When you add the ice cubes to the beaker, the cubes are now part of the beaker along with the water. When you add anything, be it ice cubes, a cookie, or a balloon full of helium to the beaker of water (assuming you could keep it from floating out by tying it down to the sides of the beaker) you also have to add the weight of that object to the total weight you had before.

Buoyancy only comes to play if you were to model the ice cubes as one object and the beaker of water as another object.

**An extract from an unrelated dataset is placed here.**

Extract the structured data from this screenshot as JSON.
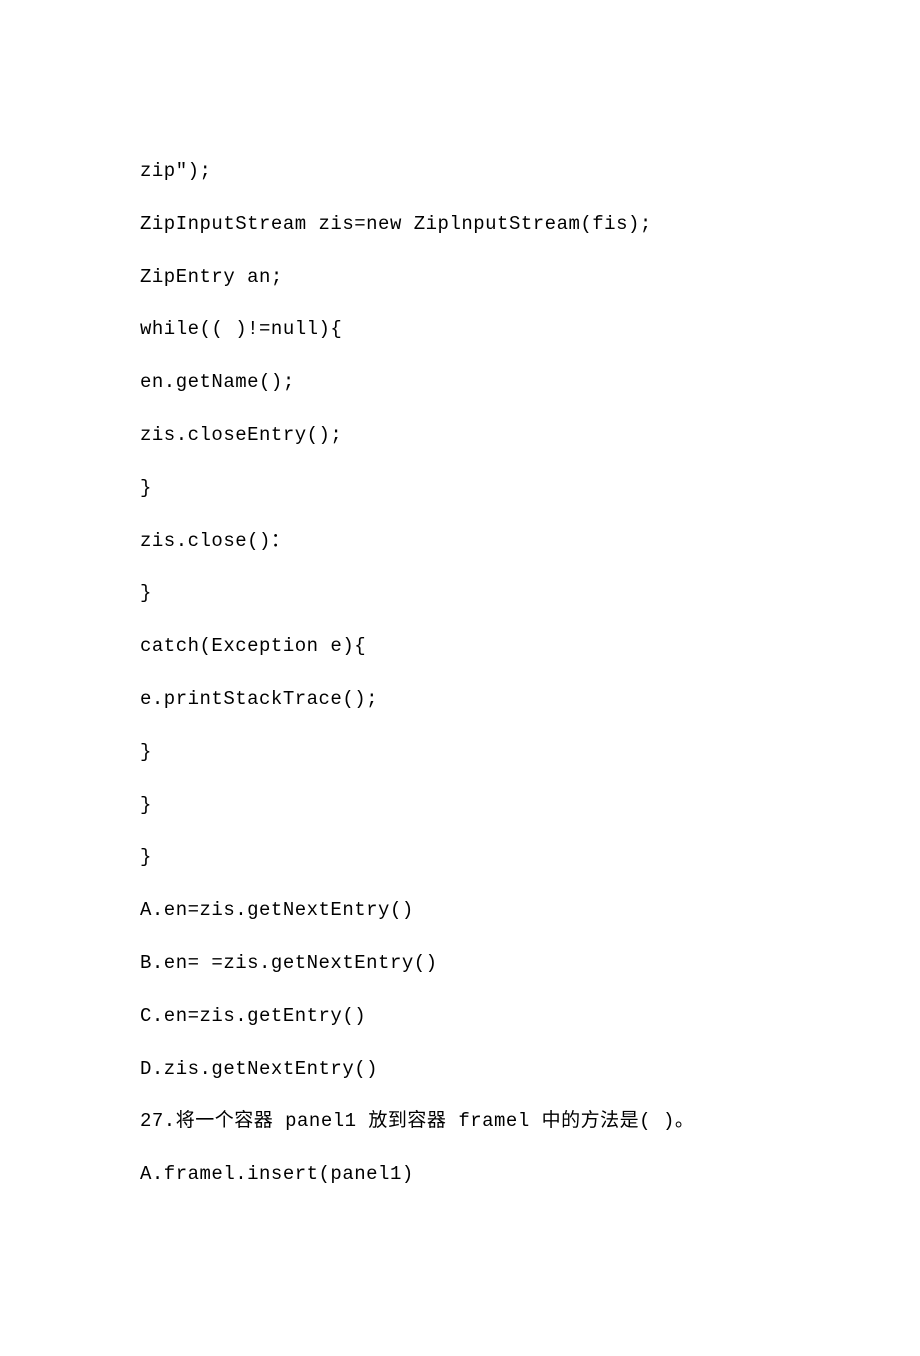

The ice cubes would have a weight that acts downward on the water, and the water would have a force acting upward on the ice due to its lower density.

 

[fohstick]

ok. thanks for the input, you two.

I have one final question. If the ice cubes started from the bottom of the water-filled beaker, it would rise to the top. During its ascent, would the ice cubes' "weight" (according to the weighing scale) be any different than as if they were on the top, floating?

I came up with 3 possible answers:

1. the weight of the ice cubes would be simply its gravitational pull

2. there are two forces on the cubes:

- the upward buoyancy force
- the downward gravitational pull

the net force would be upwards since the ice is moving up. then if so, the "weight" of the ice cubes would be the opposite-reaction force of the net force.

3. the weight of the cube would be its downward gravitational pull, plus the downward opposite-reaction force of the upward buoyancy force.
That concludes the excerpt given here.